Best Supporting Actor
Nominees: Willem Dafoe (The Florida Project); Woody Harrelson (Three Billboards Outside Ebbing, Missouri); Richard Jenkins (The Shape Of Water); Christopher Plummer (All The Money In The World); Sam Rockwell (Three Billboards Outside Ebbing, Missouri).
Woody Harrelson would have been my pick for his understated but dedicated small-town sheriff in Three Billboards but the award is likely to go to Sam Rockwell, for his violent, racist deputy in the same film as he’s been taking all the honours this season. A possible surprise winner might be Willem Dafoe not only for his fine, no-frills performance in The Florida Project but also as a quasi-lifetime achievement award for his whole body of work.
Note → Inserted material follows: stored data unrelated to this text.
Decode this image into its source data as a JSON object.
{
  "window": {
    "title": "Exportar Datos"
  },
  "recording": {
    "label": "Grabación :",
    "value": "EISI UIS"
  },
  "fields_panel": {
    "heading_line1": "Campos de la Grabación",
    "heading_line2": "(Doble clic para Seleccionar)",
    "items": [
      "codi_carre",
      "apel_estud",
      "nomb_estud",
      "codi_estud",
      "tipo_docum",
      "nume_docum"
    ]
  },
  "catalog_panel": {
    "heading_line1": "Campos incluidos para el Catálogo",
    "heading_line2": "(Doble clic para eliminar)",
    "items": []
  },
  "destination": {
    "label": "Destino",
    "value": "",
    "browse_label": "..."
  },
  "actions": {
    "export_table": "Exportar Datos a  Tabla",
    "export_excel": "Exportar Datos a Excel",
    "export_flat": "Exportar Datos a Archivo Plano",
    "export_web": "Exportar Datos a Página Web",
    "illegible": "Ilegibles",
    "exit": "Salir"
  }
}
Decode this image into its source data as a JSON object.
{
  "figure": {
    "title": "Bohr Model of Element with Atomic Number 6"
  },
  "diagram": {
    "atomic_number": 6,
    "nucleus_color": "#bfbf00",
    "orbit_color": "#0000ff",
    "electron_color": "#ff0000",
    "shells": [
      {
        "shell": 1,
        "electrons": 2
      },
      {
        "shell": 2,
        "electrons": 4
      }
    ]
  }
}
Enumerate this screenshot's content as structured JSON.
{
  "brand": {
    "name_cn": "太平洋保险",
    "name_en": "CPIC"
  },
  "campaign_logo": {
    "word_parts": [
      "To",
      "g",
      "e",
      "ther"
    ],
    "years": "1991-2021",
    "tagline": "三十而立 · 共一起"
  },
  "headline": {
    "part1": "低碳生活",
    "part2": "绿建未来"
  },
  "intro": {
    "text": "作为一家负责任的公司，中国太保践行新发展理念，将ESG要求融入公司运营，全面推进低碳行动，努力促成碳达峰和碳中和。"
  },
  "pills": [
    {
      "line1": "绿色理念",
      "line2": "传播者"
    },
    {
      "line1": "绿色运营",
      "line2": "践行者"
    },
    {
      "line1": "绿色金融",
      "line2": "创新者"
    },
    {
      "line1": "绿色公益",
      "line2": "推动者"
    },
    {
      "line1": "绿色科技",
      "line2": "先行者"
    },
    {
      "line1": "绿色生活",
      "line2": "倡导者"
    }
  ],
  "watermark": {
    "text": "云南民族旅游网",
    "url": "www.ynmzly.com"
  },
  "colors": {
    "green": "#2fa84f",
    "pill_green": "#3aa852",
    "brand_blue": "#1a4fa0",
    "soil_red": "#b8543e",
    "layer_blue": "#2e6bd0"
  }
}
Supporting category winners are often winners for that very reason.
Best Supporting Actress
Nominees: Mary J. Blige (Mudbound); Allison Janney (I, Tonya); Lesley Manville (Phantom Thread); Laurie Metcalf (Lady Bird); Octavia Spencer (The Shape Of Water)
Allsion Janney will win for her arch, blackly funny performance as Tonya Harding’s mother in I, Tonya who thinks tough love and ritual humiliation are the only way to get the best out of her ice-skating daughter. Lesley Manville was also excellent in the The Phantom Thread but the only potential upset I see coming is from Laurie Metcalf for her loving but exasperated mother in Lady Bird. If she wins, it might actually be a consolation prize for Greta Gerwig’s fine, knowing film which is likely to be shut out of all the other major awards.